【佐賀 2月18日】
本日、佐賀県にて前参議・江藤新平氏および島義勇氏を首領と仰ぐ「征韓党」と「憂国党」の両党による不平士族の軍勢が、佐賀城内に置かれた佐賀県庁を急襲。激しい市街戦の末、県権令・岩村高俊氏率いる政府軍部隊を敗走させた。これにより、佐賀城は反乱軍の手に落ち、県下全域に緊張が走っている。
戦闘は昨日深夜から本日未明にかけて本格化した。佐賀県庁を警備していた岩村権令指揮下の陸軍部隊に対し、数千名の規模に膨れ上がった士族軍が猛烈な攻勢をかけた。銃火が飛び交い、城内の一部が炎に包まれる中、士族側は地理に明るい地の利を活かして県庁部隊を圧倒。岩村権令は激戦の末、防衛は困難と判断して福岡方面へと脱出した模様である。

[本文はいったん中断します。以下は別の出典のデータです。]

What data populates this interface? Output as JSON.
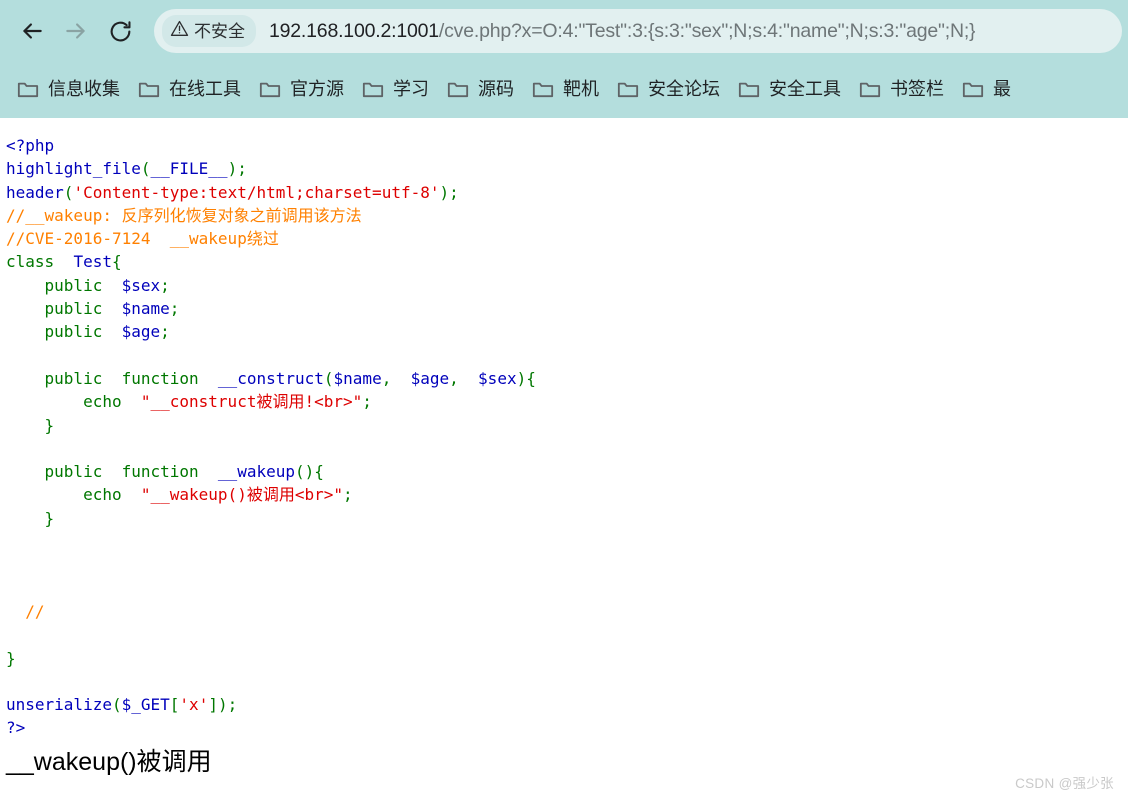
{
  "browser": {
    "nav": {
      "back_label": "Back",
      "forward_label": "Forward",
      "reload_label": "Reload"
    },
    "omnibox": {
      "security_label": "不安全",
      "security_icon": "warning-triangle-icon",
      "url_host": "192.168.100.2:1001",
      "url_path": "/cve.php?x=O:4:\"Test\":3:{s:3:\"sex\";N;s:4:\"name\";N;s:3:\"age\";N;}",
      "url_full": "192.168.100.2:1001/cve.php?x=O:4:\"Test\":3:{s:3:\"sex\";N;s:4:\"name\";N;s:3:\"age\";N;}"
    },
    "bookmarks": [
      {
        "label": "信息收集",
        "icon": "folder-icon"
      },
      {
        "label": "在线工具",
        "icon": "folder-icon"
      },
      {
        "label": "官方源",
        "icon": "folder-icon"
      },
      {
        "label": "学习",
        "icon": "folder-icon"
      },
      {
        "label": "源码",
        "icon": "folder-icon"
      },
      {
        "label": "靶机",
        "icon": "folder-icon"
      },
      {
        "label": "安全论坛",
        "icon": "folder-icon"
      },
      {
        "label": "安全工具",
        "icon": "folder-icon"
      },
      {
        "label": "书签栏",
        "icon": "folder-icon"
      },
      {
        "label": "最",
        "icon": "folder-icon"
      }
    ],
    "colors": {
      "chrome_bg": "#b4dedd",
      "omnibox_bg": "#e2f0f0",
      "chip_bg": "#d2e8e8"
    }
  },
  "page": {
    "code_lines": [
      [
        {
          "t": "<?php",
          "c": "c-default"
        }
      ],
      [
        {
          "t": "highlight_file",
          "c": "c-default"
        },
        {
          "t": "(",
          "c": "c-keyword"
        },
        {
          "t": "__FILE__",
          "c": "c-default"
        },
        {
          "t": ")",
          "c": "c-keyword"
        },
        {
          "t": ";",
          "c": "c-keyword"
        }
      ],
      [
        {
          "t": "header",
          "c": "c-default"
        },
        {
          "t": "(",
          "c": "c-keyword"
        },
        {
          "t": "'Content-type:text/html;charset=utf-8'",
          "c": "c-string"
        },
        {
          "t": ")",
          "c": "c-keyword"
        },
        {
          "t": ";",
          "c": "c-keyword"
        }
      ],
      [
        {
          "t": "//__wakeup: 反序列化恢复对象之前调用该方法",
          "c": "c-comment"
        }
      ],
      [
        {
          "t": "//CVE-2016-7124  __wakeup绕过",
          "c": "c-comment"
        }
      ],
      [
        {
          "t": "class",
          "c": "c-keyword"
        },
        {
          "t": "  ",
          "c": "c-keyword"
        },
        {
          "t": "Test",
          "c": "c-default"
        },
        {
          "t": "{",
          "c": "c-keyword"
        }
      ],
      [
        {
          "t": "    ",
          "c": "c-keyword"
        },
        {
          "t": "public",
          "c": "c-keyword"
        },
        {
          "t": "  ",
          "c": "c-keyword"
        },
        {
          "t": "$sex",
          "c": "c-default"
        },
        {
          "t": ";",
          "c": "c-keyword"
        }
      ],
      [
        {
          "t": "    ",
          "c": "c-keyword"
        },
        {
          "t": "public",
          "c": "c-keyword"
        },
        {
          "t": "  ",
          "c": "c-keyword"
        },
        {
          "t": "$name",
          "c": "c-default"
        },
        {
          "t": ";",
          "c": "c-keyword"
        }
      ],
      [
        {
          "t": "    ",
          "c": "c-keyword"
        },
        {
          "t": "public",
          "c": "c-keyword"
        },
        {
          "t": "  ",
          "c": "c-keyword"
        },
        {
          "t": "$age",
          "c": "c-default"
        },
        {
          "t": ";",
          "c": "c-keyword"
        }
      ],
      [],
      [
        {
          "t": "    ",
          "c": "c-keyword"
        },
        {
          "t": "public",
          "c": "c-keyword"
        },
        {
          "t": "  ",
          "c": "c-keyword"
        },
        {
          "t": "function",
          "c": "c-keyword"
        },
        {
          "t": "  ",
          "c": "c-keyword"
        },
        {
          "t": "__construct",
          "c": "c-default"
        },
        {
          "t": "(",
          "c": "c-keyword"
        },
        {
          "t": "$name",
          "c": "c-default"
        },
        {
          "t": ",  ",
          "c": "c-keyword"
        },
        {
          "t": "$age",
          "c": "c-default"
        },
        {
          "t": ",  ",
          "c": "c-keyword"
        },
        {
          "t": "$sex",
          "c": "c-default"
        },
        {
          "t": ")",
          "c": "c-keyword"
        },
        {
          "t": "{",
          "c": "c-keyword"
        }
      ],
      [
        {
          "t": "        ",
          "c": "c-keyword"
        },
        {
          "t": "echo",
          "c": "c-keyword"
        },
        {
          "t": "  ",
          "c": "c-keyword"
        },
        {
          "t": "\"__construct被调用!<br>\"",
          "c": "c-string"
        },
        {
          "t": ";",
          "c": "c-keyword"
        }
      ],
      [
        {
          "t": "    ",
          "c": "c-keyword"
        },
        {
          "t": "}",
          "c": "c-keyword"
        }
      ],
      [],
      [
        {
          "t": "    ",
          "c": "c-keyword"
        },
        {
          "t": "public",
          "c": "c-keyword"
        },
        {
          "t": "  ",
          "c": "c-keyword"
        },
        {
          "t": "function",
          "c": "c-keyword"
        },
        {
          "t": "  ",
          "c": "c-keyword"
        },
        {
          "t": "__wakeup",
          "c": "c-default"
        },
        {
          "t": "()",
          "c": "c-keyword"
        },
        {
          "t": "{",
          "c": "c-keyword"
        }
      ],
      [
        {
          "t": "        ",
          "c": "c-keyword"
        },
        {
          "t": "echo",
          "c": "c-keyword"
        },
        {
          "t": "  ",
          "c": "c-keyword"
        },
        {
          "t": "\"__wakeup()被调用<br>\"",
          "c": "c-string"
        },
        {
          "t": ";",
          "c": "c-keyword"
        }
      ],
      [
        {
          "t": "    ",
          "c": "c-keyword"
        },
        {
          "t": "}",
          "c": "c-keyword"
        }
      ],
      [],
      [],
      [],
      [
        {
          "t": "  ",
          "c": "c-keyword"
        },
        {
          "t": "//",
          "c": "c-comment"
        }
      ],
      [],
      [
        {
          "t": "}",
          "c": "c-keyword"
        }
      ],
      [],
      [
        {
          "t": "unserialize",
          "c": "c-default"
        },
        {
          "t": "(",
          "c": "c-keyword"
        },
        {
          "t": "$_GET",
          "c": "c-default"
        },
        {
          "t": "[",
          "c": "c-keyword"
        },
        {
          "t": "'x'",
          "c": "c-string"
        },
        {
          "t": "]",
          "c": "c-keyword"
        },
        {
          "t": ")",
          "c": "c-keyword"
        },
        {
          "t": ";",
          "c": "c-keyword"
        }
      ],
      [
        {
          "t": "?>",
          "c": "c-default"
        }
      ]
    ],
    "output": "__wakeup()被调用",
    "watermark": "CSDN @强少张"
  }
}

江藤氏らは「憂国」の念と、政府が進める急速な近代化への不満、さらに昨秋の「征韓論」を巡る政変での野下(下野)を背景に、今回の挙兵に至った。江藤氏は城内にて、士族の誇りと権利の擁護を強く訴えており、呼応する不平士族の勢いは増すばかりである。佐賀市内では多くの家屋が損傷し、避難を余儀なくされる住民も出るなど、騒然とした雰囲気に包まれている。
これを受け、東京の明治政府は直ちに大久保利通内務卿を現地へ派遣し、鎮圧のための大規模な出兵を決定した。すでに熊本や大阪の鎮台から精鋭部隊が招集されており、近く本格的な反撃に転じる構えである。一昨年の学制発布や徴兵令、秩禄処分など、急激な変革への反発が各地で燻る中、この佐賀の動乱が全国の士族にどのような影響を及ぼすか、情勢は極めて予断を許さない。